Dave King: Our forests need help

Published: 02-01-2023 9:41 AM

Kate Lindroos’ column “In the fight against logging, conspiracy takes the (profitable) reins,” (Gazette, Jan. 18) points out how the International Panel on Climate Change acknowledges that forest management can help mitigate climate-related risks to forest health. To that last point I can offer a personal testimony. As a youth in Maine we used to ramble among the dense hemlock woods that populated the sloped ravine on the western area of our property. The darkness in those stands were so deep that sparks would fly across your vision as your eyes futilely sought the light. As the cleansing scourge of the deep winter freezes began to fade into memory, the hemlock woollyadelgid arrived to infest the woods. The forest at that point was single age, having reclaimed open pasture used for sheep farming. The forest grew dense, as a monoculture of hemlock, shading out all understory vegetation, and ultimately starving all trees of sufficient space and light. The canopy began to thin, starved for water and nutrients, making them even more vulnerable to the adelgid. Several years ago at the urging of a local forester, and the state extension, we initiated a salvage operation to remove any trees that had residual value, but as importantly, to start some new growth to form the future forest.

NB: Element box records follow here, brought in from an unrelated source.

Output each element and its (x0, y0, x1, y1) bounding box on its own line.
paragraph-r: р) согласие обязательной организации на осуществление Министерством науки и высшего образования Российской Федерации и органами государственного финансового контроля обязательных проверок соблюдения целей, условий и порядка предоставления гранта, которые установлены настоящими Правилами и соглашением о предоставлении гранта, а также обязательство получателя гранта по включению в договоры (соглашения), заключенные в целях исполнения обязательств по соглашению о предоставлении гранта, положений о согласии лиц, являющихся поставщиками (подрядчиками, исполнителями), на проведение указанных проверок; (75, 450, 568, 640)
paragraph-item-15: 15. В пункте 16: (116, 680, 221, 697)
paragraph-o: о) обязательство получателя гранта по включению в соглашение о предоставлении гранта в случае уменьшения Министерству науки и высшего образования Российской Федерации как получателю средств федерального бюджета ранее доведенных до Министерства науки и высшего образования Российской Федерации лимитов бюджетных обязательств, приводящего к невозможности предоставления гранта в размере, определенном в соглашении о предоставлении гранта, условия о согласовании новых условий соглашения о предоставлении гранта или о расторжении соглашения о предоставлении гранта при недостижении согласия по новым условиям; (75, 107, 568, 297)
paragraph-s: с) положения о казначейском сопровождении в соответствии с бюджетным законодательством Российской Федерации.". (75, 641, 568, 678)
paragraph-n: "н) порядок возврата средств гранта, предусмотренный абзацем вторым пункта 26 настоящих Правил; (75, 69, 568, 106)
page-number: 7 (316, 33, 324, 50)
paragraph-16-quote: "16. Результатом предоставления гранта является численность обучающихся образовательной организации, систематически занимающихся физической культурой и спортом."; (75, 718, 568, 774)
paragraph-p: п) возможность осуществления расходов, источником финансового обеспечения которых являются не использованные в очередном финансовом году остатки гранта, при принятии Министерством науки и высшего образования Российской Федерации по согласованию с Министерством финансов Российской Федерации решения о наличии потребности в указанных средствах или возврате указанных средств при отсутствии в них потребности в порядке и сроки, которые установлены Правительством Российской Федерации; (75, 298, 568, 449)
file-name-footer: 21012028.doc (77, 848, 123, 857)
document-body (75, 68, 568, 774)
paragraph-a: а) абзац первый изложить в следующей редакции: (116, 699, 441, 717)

Unfortunately, we were too late, many of the hemlocks were too gone to be valuable, and started crashing down across the property in a mat of downed trunks and branches. Because the canopy had been so dense, there were no young trees to take the place of those that were vacating the canopy. If 25 years previously we had logged the property to thin the canopy and give space and light to a new cohort of diverse species to take the place of the dying canopy, perhaps now we would still have a forest. But instead, due to our negligence, we have 20 acres of scattered, doomed hemlock and deformed light-starved pines.